Personal information
- Full name: Tracey Lee Belbin
- Born: 24 June 1967 (age 59) Tingalpa, Queensland
- Height: 169 cm (5 ft 7 in)
- Weight: 67 kg (148 lb)

Medal record
Women's field hockey
Representing Australia
Olympic Games
| Gold medal – first place | 1988 Seoul | Team competition |
World Cup
| Silver medal – second place | 1990 Sydney | Team competition |
Champions Trophy
| Gold medal – first place | 1991 Berlin | Team competition |
| Silver medal – second place | 1987 Amstelveen | Team competition |
| Silver medal – second place | 1989 Frankfurt | Team competition |

= Tracey Belbin =

Australian field hockey player (born 1967)

Tracey Lee Belbin OAM (born 24 June 1967 in Cairns, Queensland) is a former field hockey player from Australia, who represented her native country at two consecutive Summer Olympics, starting in 1988 in Seoul, South Korea. There she won the gold medal with the Women's National Team.

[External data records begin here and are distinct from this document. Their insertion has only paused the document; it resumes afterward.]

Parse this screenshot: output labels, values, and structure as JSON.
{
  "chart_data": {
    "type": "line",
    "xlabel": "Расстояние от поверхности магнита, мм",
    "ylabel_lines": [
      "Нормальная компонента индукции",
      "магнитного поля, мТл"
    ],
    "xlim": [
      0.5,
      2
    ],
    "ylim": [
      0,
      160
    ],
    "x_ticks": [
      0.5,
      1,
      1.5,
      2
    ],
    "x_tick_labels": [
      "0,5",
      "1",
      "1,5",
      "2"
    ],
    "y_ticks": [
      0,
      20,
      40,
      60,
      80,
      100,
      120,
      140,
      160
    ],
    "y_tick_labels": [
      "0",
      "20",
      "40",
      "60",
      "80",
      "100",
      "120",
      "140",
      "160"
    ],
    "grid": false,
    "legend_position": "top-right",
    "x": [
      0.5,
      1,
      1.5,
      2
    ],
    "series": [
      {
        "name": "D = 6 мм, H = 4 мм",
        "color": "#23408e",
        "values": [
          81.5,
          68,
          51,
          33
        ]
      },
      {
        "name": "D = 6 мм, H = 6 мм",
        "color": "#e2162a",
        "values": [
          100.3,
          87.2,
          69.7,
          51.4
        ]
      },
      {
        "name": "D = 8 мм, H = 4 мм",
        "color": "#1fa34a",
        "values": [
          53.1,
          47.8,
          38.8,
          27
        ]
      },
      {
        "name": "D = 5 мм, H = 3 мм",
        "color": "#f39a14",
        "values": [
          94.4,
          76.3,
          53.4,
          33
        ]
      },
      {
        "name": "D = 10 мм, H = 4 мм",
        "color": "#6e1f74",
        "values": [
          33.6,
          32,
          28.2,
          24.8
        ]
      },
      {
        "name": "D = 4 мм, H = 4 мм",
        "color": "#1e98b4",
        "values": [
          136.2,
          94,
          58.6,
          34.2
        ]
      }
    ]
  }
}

As a student of the University of Queensland in Brisbane she graduated in 1993, getting a double major in psychology. After her active career she became a hockey coach, working as an assistant for the South African Women's Team. In January 1999 Belbin was named Head Coach of the US Women's Team, with whom she won the silver medal at the 1999 Pan American Games. She resigned after the 2002 Women's Hockey World Cup.

In 2009 Belbin was inducted into the Queensland Sport Hall of Fame.